Peter struggled against the fuzziness in his head. He was hungry and dehydrated. One of the two men leaned him against the wall and frisked him thoroughly. The other restrained Peter's arms in a muff and locked a prisoner bozo over his nose. He then pointed to the bozo controller locked to his own forearm.
"You know how these work?"
Peter nodded. "I get more than five meters from you and the bozo puts sleepy gas up my nose. Hey, I surf the stone as much as anybody."
"Walk in front of me, follow Mark. Do what I tell you to."
"You guys work for SIS, don't you? I was an SIS agent once."
"We know. And we're not here to answer questions."

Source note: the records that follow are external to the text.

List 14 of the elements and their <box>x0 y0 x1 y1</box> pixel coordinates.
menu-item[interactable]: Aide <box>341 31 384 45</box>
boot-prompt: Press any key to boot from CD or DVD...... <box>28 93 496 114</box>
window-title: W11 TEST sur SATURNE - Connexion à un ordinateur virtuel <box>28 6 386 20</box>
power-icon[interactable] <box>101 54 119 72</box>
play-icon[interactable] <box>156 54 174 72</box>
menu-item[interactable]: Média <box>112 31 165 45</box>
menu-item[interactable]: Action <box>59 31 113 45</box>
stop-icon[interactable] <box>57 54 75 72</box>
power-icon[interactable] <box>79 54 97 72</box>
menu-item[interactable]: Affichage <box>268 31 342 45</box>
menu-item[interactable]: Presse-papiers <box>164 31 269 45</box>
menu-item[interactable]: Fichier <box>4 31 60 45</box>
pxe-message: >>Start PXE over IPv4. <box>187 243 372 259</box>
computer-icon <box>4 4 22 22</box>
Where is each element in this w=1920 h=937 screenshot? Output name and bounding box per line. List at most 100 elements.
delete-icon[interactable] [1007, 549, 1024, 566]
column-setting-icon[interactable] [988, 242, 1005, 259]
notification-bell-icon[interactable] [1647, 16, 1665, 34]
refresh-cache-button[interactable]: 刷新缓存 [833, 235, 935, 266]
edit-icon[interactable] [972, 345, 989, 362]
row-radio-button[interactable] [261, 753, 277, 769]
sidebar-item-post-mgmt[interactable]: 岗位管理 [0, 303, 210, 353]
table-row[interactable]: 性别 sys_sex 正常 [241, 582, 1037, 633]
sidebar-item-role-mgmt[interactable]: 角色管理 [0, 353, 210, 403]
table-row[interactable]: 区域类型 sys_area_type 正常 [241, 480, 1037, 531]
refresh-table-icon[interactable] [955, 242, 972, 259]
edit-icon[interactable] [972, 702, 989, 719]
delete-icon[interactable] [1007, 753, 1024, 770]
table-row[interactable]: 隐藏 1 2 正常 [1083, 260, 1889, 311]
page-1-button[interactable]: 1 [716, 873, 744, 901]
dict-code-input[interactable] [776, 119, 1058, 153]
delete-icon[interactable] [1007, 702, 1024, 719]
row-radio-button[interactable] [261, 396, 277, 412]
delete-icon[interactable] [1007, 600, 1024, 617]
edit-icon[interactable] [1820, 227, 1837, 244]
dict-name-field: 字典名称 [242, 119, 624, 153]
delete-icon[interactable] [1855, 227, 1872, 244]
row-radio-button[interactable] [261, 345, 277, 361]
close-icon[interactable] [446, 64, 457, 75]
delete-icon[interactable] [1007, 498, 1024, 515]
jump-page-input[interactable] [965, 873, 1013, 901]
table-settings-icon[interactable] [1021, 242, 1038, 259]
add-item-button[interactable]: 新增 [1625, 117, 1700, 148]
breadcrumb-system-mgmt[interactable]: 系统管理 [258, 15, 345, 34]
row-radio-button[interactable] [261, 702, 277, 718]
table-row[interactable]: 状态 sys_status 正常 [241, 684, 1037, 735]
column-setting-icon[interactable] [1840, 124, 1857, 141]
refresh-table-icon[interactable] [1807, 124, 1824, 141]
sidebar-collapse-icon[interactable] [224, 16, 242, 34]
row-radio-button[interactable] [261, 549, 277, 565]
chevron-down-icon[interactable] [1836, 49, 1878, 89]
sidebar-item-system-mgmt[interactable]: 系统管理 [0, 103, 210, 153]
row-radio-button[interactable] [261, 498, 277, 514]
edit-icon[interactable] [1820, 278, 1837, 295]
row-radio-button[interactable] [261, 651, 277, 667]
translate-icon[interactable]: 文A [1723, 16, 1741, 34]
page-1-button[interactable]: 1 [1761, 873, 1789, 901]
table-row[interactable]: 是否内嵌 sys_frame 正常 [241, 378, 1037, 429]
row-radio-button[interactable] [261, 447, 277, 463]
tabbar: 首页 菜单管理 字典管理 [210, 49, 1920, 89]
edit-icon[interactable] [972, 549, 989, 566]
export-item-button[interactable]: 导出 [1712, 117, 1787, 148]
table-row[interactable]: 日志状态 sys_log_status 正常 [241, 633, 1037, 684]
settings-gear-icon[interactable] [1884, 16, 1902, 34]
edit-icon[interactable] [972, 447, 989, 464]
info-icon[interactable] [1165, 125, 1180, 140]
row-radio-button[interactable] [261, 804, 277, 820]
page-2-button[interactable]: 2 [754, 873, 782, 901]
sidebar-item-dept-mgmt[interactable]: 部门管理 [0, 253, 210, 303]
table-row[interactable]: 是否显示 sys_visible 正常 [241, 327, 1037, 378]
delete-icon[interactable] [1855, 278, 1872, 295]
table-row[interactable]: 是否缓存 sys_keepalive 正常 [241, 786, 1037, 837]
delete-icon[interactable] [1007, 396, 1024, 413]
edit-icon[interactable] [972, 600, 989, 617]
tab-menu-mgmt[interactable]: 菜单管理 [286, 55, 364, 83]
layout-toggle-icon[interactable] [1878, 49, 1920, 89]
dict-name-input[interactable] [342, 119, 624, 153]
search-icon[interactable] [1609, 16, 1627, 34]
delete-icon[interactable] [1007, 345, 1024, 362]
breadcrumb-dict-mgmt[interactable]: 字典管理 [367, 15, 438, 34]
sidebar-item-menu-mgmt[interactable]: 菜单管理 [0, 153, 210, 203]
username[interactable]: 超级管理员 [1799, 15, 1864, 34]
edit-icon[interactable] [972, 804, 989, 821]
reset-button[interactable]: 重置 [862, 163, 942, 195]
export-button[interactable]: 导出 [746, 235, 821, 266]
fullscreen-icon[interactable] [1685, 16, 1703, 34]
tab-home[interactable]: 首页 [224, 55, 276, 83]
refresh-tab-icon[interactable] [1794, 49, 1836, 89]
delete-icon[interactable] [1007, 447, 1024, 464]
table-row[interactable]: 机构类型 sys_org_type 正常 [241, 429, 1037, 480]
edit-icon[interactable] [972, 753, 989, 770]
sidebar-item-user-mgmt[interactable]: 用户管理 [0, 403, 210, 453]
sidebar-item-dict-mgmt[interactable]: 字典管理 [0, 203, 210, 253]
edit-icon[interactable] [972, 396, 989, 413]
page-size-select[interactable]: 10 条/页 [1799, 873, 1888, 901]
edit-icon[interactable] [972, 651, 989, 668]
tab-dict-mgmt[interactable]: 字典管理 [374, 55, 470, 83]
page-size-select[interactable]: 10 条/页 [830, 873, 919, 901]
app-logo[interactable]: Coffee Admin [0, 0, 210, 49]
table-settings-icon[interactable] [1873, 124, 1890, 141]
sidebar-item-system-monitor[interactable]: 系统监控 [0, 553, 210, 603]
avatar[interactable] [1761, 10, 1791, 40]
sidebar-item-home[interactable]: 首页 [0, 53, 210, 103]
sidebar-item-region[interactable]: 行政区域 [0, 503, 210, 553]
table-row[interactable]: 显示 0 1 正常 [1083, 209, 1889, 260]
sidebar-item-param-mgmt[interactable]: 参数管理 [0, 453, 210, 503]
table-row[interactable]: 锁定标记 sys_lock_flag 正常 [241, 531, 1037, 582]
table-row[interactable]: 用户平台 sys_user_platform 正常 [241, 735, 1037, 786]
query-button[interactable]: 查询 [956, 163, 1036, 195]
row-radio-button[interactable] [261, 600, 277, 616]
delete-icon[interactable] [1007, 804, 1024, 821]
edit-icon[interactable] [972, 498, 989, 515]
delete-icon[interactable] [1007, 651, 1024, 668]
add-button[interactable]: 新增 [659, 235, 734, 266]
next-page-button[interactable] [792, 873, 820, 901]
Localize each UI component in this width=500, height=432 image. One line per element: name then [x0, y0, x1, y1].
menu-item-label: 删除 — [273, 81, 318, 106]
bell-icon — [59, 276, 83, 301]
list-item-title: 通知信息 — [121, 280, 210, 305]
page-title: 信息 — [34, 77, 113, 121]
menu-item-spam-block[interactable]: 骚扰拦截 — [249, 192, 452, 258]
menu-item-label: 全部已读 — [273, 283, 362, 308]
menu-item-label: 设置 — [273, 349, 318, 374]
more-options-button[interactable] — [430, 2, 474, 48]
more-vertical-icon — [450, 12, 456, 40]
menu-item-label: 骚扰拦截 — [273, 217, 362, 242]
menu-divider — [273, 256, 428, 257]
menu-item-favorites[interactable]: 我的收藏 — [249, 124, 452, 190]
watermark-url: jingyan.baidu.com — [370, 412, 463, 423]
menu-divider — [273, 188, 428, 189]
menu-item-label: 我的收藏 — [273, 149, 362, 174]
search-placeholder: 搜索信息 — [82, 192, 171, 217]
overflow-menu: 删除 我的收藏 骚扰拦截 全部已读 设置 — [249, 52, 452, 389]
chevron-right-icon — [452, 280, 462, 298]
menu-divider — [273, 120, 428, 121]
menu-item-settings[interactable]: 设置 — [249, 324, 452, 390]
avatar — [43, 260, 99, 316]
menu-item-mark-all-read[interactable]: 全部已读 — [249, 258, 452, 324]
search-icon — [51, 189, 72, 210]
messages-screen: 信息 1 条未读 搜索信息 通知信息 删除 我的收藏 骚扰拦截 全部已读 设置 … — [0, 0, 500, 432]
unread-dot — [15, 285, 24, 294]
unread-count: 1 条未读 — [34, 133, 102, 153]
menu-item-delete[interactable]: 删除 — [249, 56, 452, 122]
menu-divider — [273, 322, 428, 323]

"I guess." Peter turned toward the door.
"Peter," Jamie whispered from the top bunk. Peter turned back to him. He was sitting up straight on the cot. Peter realized he had not heard Jamie cough since turning in for the night. "Thanks. I feel better already. Kick ass."
"Right."
"Don't miss."
"Gotcha. Hey, see you on Hell."
"I hope!"
Peter felt a hand like a vise on his arm. He turned and left the cell. The cell block was still closed and dark. Peter spotted a clock. 4:52.
Cy Aliotta may have struck a deal for your release.
|I doubt it. That's against his oath. His blood wouldn't let him.|
The Nautonnier could authorize it.
Peter didn't reply. The thought of the Sangruse Society's shadowy leader (whom Peter
had never met and was unlikely ever to meet) trading for the freedom of a foot soldier still in training was close to absurd—especially given the stupidity of Peter's crime. More likely the Nautonnier would order the teaching of Peter's case as a warning to new initiates.
|Be quiet. You're depressing me.|
Deep beneath the prison somewhere, a gray car waited, doors open. The SIS men placed Peter in the passenger front seat and strapped him in, then got into the rear seat.
Peter recognized the model; it was a typical military jorg as used by the Special Implementers Service, for which Peter had worked during his public service stint after college. The Special Implementers were the ones charged with tracking "high leverage" risks to peace and societal unity—including suppressed technology. In fact, Peter had been recruited by the Sangruse Society because of his SIS experience, shallow though it had been.
In a deepening funk, Peter watched through tinted windows as the jorg emerged from beneath the prison complex and threaded its way through quiet predawn streets. The jorg waited its turn at Wolf Road and entered the Eisenhower jorgway, heading east toward the center of Chicago. Against the glare of the August sun breaking free of Lake Michigan's summer fog he saw the Illinois, seat of 1Earth in Chicago and center of American governance. It had been the tallest building on Earth for one hundred fifty years and was likely to remain so; building such structures today was far too risky for the increasingly reactionary Ottawa regime.
Frank Lloyd Wright had designed the mile-high Illinois in 1956. The great man had known it was ahead of its time, but it would have surprised Wright to know just how much ahead of its time—and saddened him that it had been reduced to hosting the Canadian ruling class who now ruled all the world that was worth ruling at all.
The building was all out of scale in the view from the jorg; impossibly slender, with angular terraces every hundred stories from which hanging gardens sprung. Two of the terraces, Peter knew, bore airpads for the many government agencies headquartered in the building. Special Implementers had sixty of the Illinois's 500 stories. Peter had had an office on the 271st floor for awhile during his stint.